Let’s turn that into something practical.

Step 1: Set up as a “teacher” on chess.com

You’ve got a few good options:

1. Play & explain (most common)

  • Create a chess.com account (free is fine)

  • Use Live Chess → Play with a friend

  • Use chat or voice (Discord/Zoom works great) while playing

  • Move slowly and say why you’re doing things

2. Use the Analysis Board

  • Go to Learn → Analysis

  • Share your screen

  • You can:

    • Set up positions

    • Rewind moves

    • Show “what if” lines without playing a full game

3. Classroom / Club features (optional)

  • Create a Club

  • Invite students

  • Post lessons, puzzles, and assignments

  • Run arenas or daily games


Step 2: Teach in clear stages (this matters)

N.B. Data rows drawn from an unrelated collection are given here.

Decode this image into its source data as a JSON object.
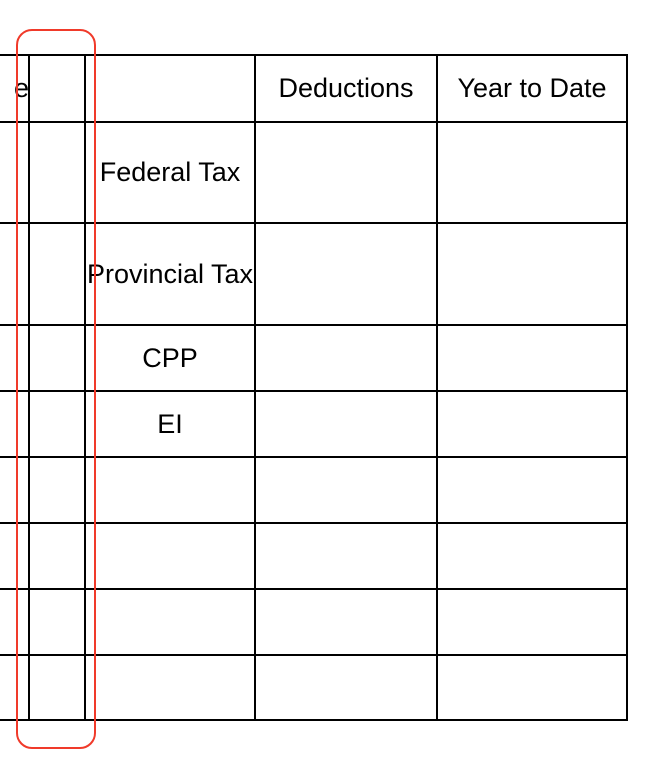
{
  "table": {
    "headers": [
      "e",
      "",
      "",
      "Deductions",
      "Year to Date"
    ],
    "deduction_rows": [
      "Federal Tax",
      "Provincial Tax",
      "CPP",
      "EI",
      "",
      "",
      "",
      ""
    ]
  },
  "highlight": {
    "color": "#f03a2a",
    "target": "column 2"
  }
}
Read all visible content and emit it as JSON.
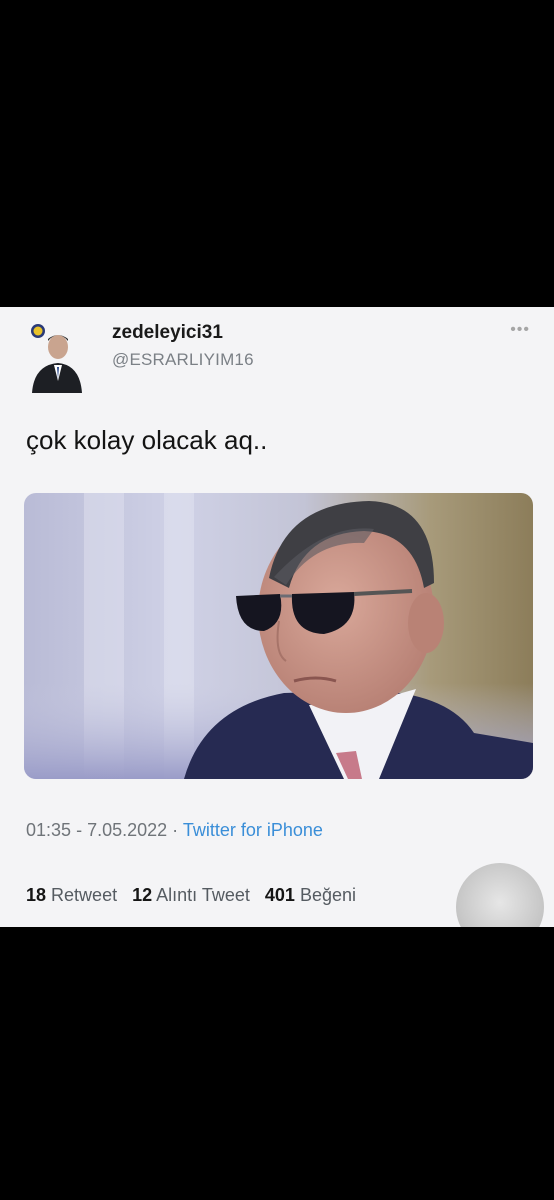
{
  "tweet": {
    "user": {
      "name": "zedeleyici31",
      "handle": "@ESRARLIYIM16"
    },
    "more_icon": "more-dots-icon",
    "text": "çok kolay olacak aq..",
    "time": "01:35",
    "date": "7.05.2022",
    "source": "Twitter for iPhone",
    "stats": {
      "retweets": {
        "count": "18",
        "label": "Retweet"
      },
      "quotes": {
        "count": "12",
        "label": "Alıntı Tweet"
      },
      "likes": {
        "count": "401",
        "label": "Beğeni"
      }
    }
  }
}
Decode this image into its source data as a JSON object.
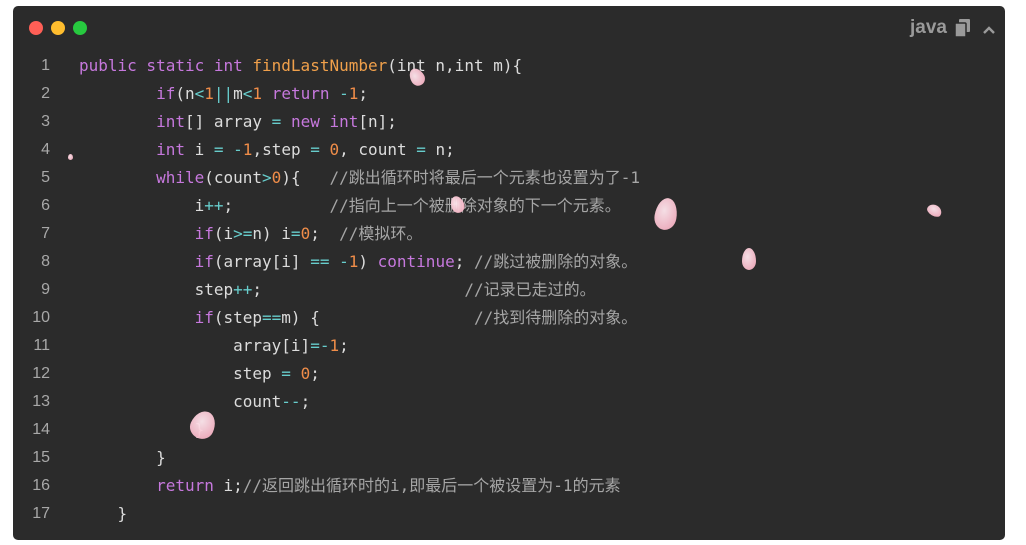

Chess sticks way better when taught in layers.

Beginners

  • Piece movement

  • Check vs checkmate

  • Basic opening principles:

    • Control the center

    • Develop pieces

    • Castle early

  • Simple tactics:

    • Forks

    • Pins

    • Skewers

Early intermediate

  • Batteries (like you asked earlier 😉)

  • Discovered attacks

  • Back-rank mates

  • Basic endgames:

    • King + pawn vs king

    • Rook vs pawn

Intermediate

  • Pawn structure

  • Open files & outposts

  • Typical plans from openings

  • Positional sacrifices


Step 3: Use chess.com tools specifically for teaching

These are gold:

  • Puzzles → assign 5–10 per session

  • Puzzle Rush (slow mode) → explain patterns

  • Game Review → show mistakes without shaming

  • Explorer → “What do strong players usually do here?”

Tip: Don’t let the engine talk too much.
Ask the student why before showing engine lines.


Step 4: Structure a 45–60 min lesson

Here’s a clean template:

  1. Warm-up (5 min)
    One puzzle or a quick recap

  2. Main idea (15 min)
    Example: “Using batteries on open files”

  3. Guided practice (20 min)
    Play a slow game or set positions

  4. Review (10 min)
    One takeaway + one thing to work on


Step 5: Teaching mindset (super important)

  • Praise good ideas, not just good moves

  • Let them make mistakes, then rewind

  • Ask questions like:

    • “What are you attacking?”

    • “What would your opponent want here?”